In the past 24 hours, I have done the following:
-Hosted a few friends for drinks while we got ready for the evening
-Donned the Dorothy and Toto costumes one final time
-Rocked out at Soul Friday and the Saloon
-Post-bar, sat around a full dining room table, gobbling chips and chatting until 3:45 am
-Woke up six hours later, bright-eyed and bushy tailed
-Debriefed about the night with my roommate
-Met three lovely ladies for a run around Lake Calhoun
-Spent time with my parents at Minnehaha Falls
-Headed to Uptown to gather up some stuff I'd left at Chateau Fremont
-Walked a dog that a friend is baby-sitting for the weekend
-Skipped over to another friend's house to chat for a couple of hours
Now, it's 8 pm on Saturday night, and I'm sitting alone
in my apartment eating Vietnamese take-out and taking it back about 12
notches. Normally, being by myself at home on a Saturday night would be
tortuous and I'd feel lonely and bored. But tonight I'm deliberately choosing
it. Not just because I'm tired (which I am) but because I'm consciously
recognizing that it's okay to do this.
Our culture might beg to differ. Our culture validates
busy. Our culture equates busy with success and popularity. Our
culture (or is it just my internal compass, that I'm projecting on
"culture?") tells us that if we're not busy, we should feel lonely.

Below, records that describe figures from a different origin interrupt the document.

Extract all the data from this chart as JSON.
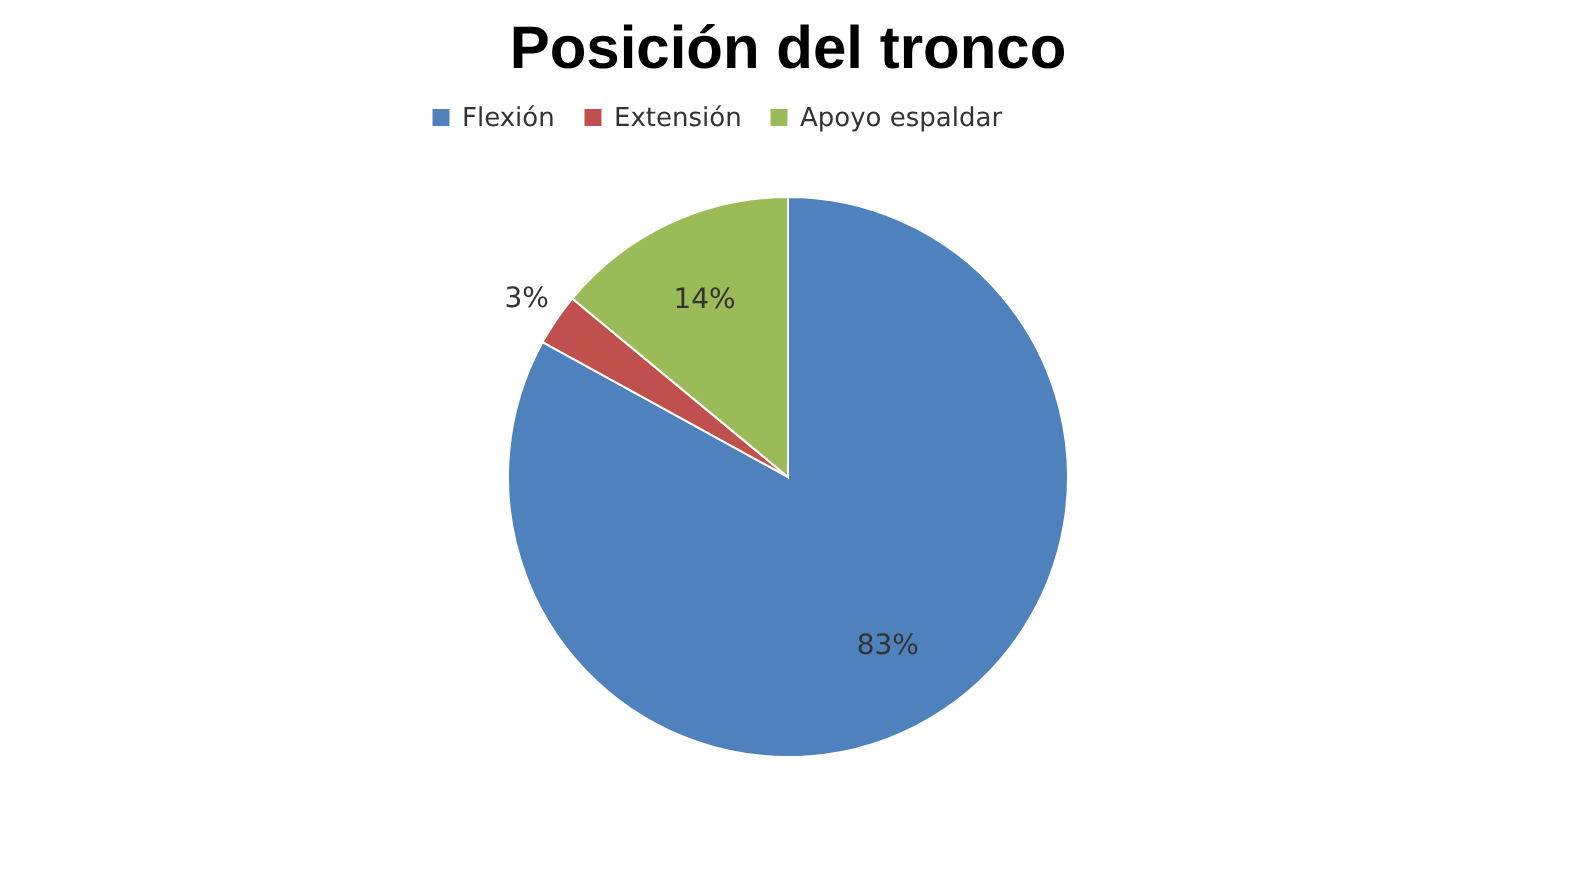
{
  "chart_data": {
    "type": "pie",
    "title": "Posición del tronco",
    "categories": [
      "Flexión",
      "Extensión",
      "Apoyo espaldar"
    ],
    "values": [
      83,
      3,
      14
    ],
    "colors": [
      "#4f81bd",
      "#c0504d",
      "#9bbb59"
    ],
    "value_labels": [
      "83%",
      "3%",
      "14%"
    ],
    "legend": "top"
  }
}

I get a lot of validity from my lifestyle. People often
remark about the breadth, depth, and girth of my social calendar in a
way that vacillates between envy and judgement. I'm proud of my social
stamina.
So tonight I am valuing myself and my own company. And I know that being by myself, even on a Saturday night, doesn't mean that I am alone in a larger sense. Busy can be a burden when it interferes with our own self-worth. So, tonight - at least for a few hours - I'm telling myself, "Don't let it."
Whatever it is that you're getting your validity and pride from: your job, your children, your sport, your body, or your social calendar.... those are all good, worthwhile things. But none of them are really where self-worth should come from. Tonight, for me, is about recognizing that.